Questi disturbi digestivi sono generalmente transitori e riguardano i primi giorni di assunzione. Non costituiscono una base per attribuire un effetto dimagrante a Stresam.
Dosaggio di Stresam e durata del trattamento: i punti di riferimento da conoscere
Stresam si presenta sotto forma di capsule dosate a 50 mg di étifoxine. La posologia abituale corrisponde a tre capsule al giorno, suddivise in tre assunzioni. Il medico può aggiustare questa dose in base alla risposta clinica.
Un punto spesso poco conosciuto riguarda la durata. Potresti aver letto che Stresam si prende “il tempo necessario”. La realtà è più regolamentata:
- La durata massima raccomandata è di 12 settimane. Oltre, il beneficio terapeutico non è più dimostrato e il paziente rimane esposto agli effetti indesiderati senza guadagno aggiuntivo.
- Il trattamento è concepito per un’ansia reattiva (legata a una situazione identificabile), non per un disturbo d’ansia cronico che richiede una gestione a lungo termine.
- La sospensione non richiede generalmente un’interruzione graduale, a differenza delle benzodiazepine, poiché Stresam non crea dipendenza fisica documentata.
Aumentare le dosi nella speranza di un effetto sul peso sarebbe inutile e pericoloso. Il dosaggio prescritto mira all’ansia, non al metabolismo.

Effetti secondari di Stresam: i segnali d’allerta reali
Le testimonianze sui forum menzionano spesso la sonnolenza e la fatica. Questi effetti sono reali, soprattutto all’inizio del trattamento. La sonnolenza può infatti ridurre l’attività fisica quotidiana, il che, paradossalmente, favorirebbe un aumento di peso piuttosto che una perdita.
Gli effetti indesiderati rari ma gravi meritano un’attenzione particolare:
- Lesioni cutanee severe (eruzioni, sindrome di Stevens-Johnson): qualsiasi eruzione cutanea sotto Stresam giustifica un’interruzione immediata e una consultazione d’urgenza.
- Lesioni epatiche: un ittero o dolori addominali persistenti devono essere segnalati senza indugi al medico.
- Malessere vicino alla perdita di conoscenza, riportato da alcuni pazienti già dalle prime assunzioni.
Questi effetti indesiderati gravi sono la vera ragione per monitorare un trattamento con Stresam, molto più di una ipotetica variazione di peso.

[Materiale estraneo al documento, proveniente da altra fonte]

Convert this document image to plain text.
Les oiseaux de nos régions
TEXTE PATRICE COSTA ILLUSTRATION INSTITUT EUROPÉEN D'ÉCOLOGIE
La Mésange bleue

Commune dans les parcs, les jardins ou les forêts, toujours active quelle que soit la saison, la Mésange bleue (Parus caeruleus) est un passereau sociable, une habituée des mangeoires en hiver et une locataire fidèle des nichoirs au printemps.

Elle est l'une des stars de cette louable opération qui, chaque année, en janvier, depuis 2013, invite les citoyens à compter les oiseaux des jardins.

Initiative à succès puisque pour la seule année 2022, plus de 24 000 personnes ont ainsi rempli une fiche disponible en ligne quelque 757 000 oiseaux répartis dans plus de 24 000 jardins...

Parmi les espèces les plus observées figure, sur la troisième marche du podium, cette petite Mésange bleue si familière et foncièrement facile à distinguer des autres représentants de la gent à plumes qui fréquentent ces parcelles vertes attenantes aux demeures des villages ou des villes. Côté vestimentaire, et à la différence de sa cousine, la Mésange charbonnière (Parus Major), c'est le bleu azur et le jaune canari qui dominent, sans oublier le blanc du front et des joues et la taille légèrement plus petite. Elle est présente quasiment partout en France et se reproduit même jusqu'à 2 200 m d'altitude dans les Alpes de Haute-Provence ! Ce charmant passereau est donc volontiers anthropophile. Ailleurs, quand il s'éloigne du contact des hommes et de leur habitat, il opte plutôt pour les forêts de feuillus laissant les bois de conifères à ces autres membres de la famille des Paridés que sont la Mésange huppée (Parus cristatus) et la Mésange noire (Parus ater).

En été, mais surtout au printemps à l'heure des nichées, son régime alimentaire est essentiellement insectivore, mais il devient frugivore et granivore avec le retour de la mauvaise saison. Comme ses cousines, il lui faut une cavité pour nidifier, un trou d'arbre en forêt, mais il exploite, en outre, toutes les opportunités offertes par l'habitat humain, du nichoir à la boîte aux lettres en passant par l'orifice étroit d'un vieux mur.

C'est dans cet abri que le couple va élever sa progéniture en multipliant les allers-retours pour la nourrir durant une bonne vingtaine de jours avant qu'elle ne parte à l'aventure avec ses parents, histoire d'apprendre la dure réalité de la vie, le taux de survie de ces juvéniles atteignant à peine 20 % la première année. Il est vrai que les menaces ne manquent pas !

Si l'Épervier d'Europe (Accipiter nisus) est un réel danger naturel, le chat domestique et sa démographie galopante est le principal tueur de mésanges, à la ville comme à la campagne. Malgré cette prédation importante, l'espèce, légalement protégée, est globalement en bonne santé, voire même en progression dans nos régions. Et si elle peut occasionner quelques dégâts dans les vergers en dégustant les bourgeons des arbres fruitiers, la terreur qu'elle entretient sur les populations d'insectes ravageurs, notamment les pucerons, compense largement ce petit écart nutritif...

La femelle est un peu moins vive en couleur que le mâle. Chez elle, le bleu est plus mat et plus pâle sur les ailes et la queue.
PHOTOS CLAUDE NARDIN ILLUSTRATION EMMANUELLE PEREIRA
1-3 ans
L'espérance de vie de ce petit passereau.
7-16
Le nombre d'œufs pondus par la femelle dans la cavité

Un rapporto beneficio/rischio contestato
La HAS ha emesso a giugno 2020 un parere sfavorevole al mantenimento del rimborso di Stresam. Il servizio medico reso è stato giudicato insufficiente, a causa dell’assenza di dimostrazione di efficacia rispetto al placebo nello studio AMETIS e del rischio di effetti indesiderati rari ma potenzialmente gravi.

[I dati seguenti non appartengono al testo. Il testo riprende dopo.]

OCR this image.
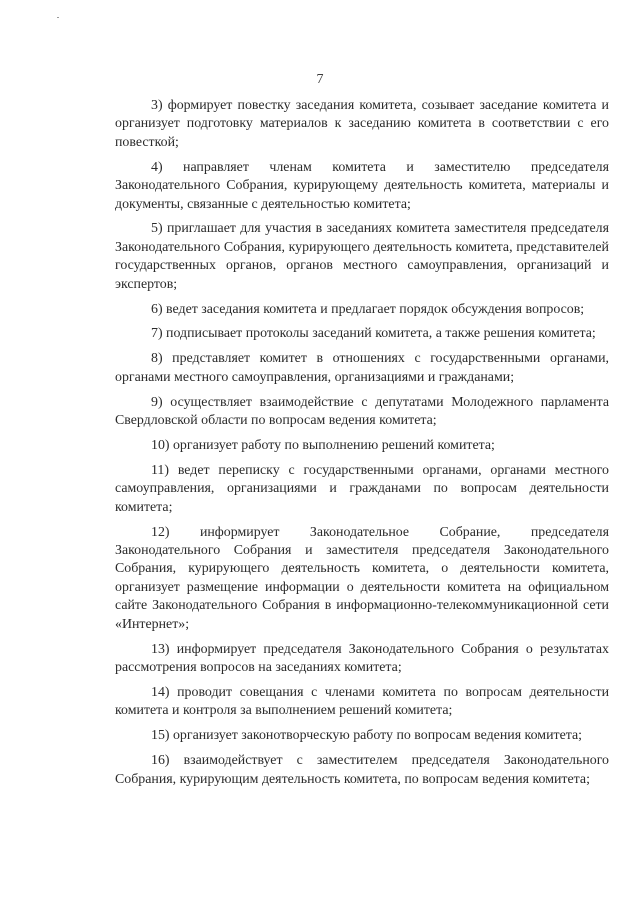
7

3) формирует повестку заседания комитета, созывает заседание комитета и организует подготовку материалов к заседанию комитета в соответствии с его повесткой;

4) направляет членам комитета и заместителю председателя Законодательного Собрания, курирующему деятельность комитета, материалы и документы, связанные с деятельностью комитета;

5) приглашает для участия в заседаниях комитета заместителя председателя Законодательного Собрания, курирующего деятельность комитета, представителей государственных органов, органов местного самоуправления, организаций и экспертов;

6) ведет заседания комитета и предлагает порядок обсуждения вопросов;

7) подписывает протоколы заседаний комитета, а также решения комитета;

8) представляет комитет в отношениях с государственными органами, органами местного самоуправления, организациями и гражданами;

9) осуществляет взаимодействие с депутатами Молодежного парламента Свердловской области по вопросам ведения комитета;

10) организует работу по выполнению решений комитета;

11) ведет переписку с государственными органами, органами местного самоуправления, организациями и гражданами по вопросам деятельности комитета;

12) информирует Законодательное Собрание, председателя Законодательного Собрания и заместителя председателя Законодательного Собрания, курирующего деятельность комитета, о деятельности комитета, организует размещение информации о деятельности комитета на официальном сайте Законодательного Собрания в информационно-телекоммуникационной сети «Интернет»;

13) информирует председателя Законодательного Собрания о результатах рассмотрения вопросов на заседаниях комитета;

14) проводит совещания с членами комитета по вопросам деятельности комитета и контроля за выполнением решений комитета;

15) организует законотворческую работу по вопросам ведения комитета;

16) взаимодействует с заместителем председателя Законодательного Собрания, курирующим деятельность комитета, по вопросам ведения комитета;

La rivista Prescrire classifica l’étifoxine tra i farmaci da escludere dalle cure in psichiatria, a causa di un rapporto beneficio/rischio giudicato sfavorevole. Stresam non è più rimborsato dall’Assicurazione malattia.
Questi elementi non significano che il farmaco sia privo di effetti per tutti i pazienti. Ricordano che la sua efficacia è mal dimostrata su scala degli studi clinici e che altre opzioni terapeutiche (psicoterapia, benzodiazepine a breve termine se necessario) dispongono di prove più solide.
Se osservi variazioni di peso sotto Stresam, l’approccio più utile rimane parlarne con il tuo medico per valutare se questi cambiamenti siano dovuti all’ansia, al comportamento alimentare o a un’altra causa. Stresam non ha alcun posto in una strategia di perdita di peso, e nessuna istituzione sanitaria lo raccomanda a tale scopo.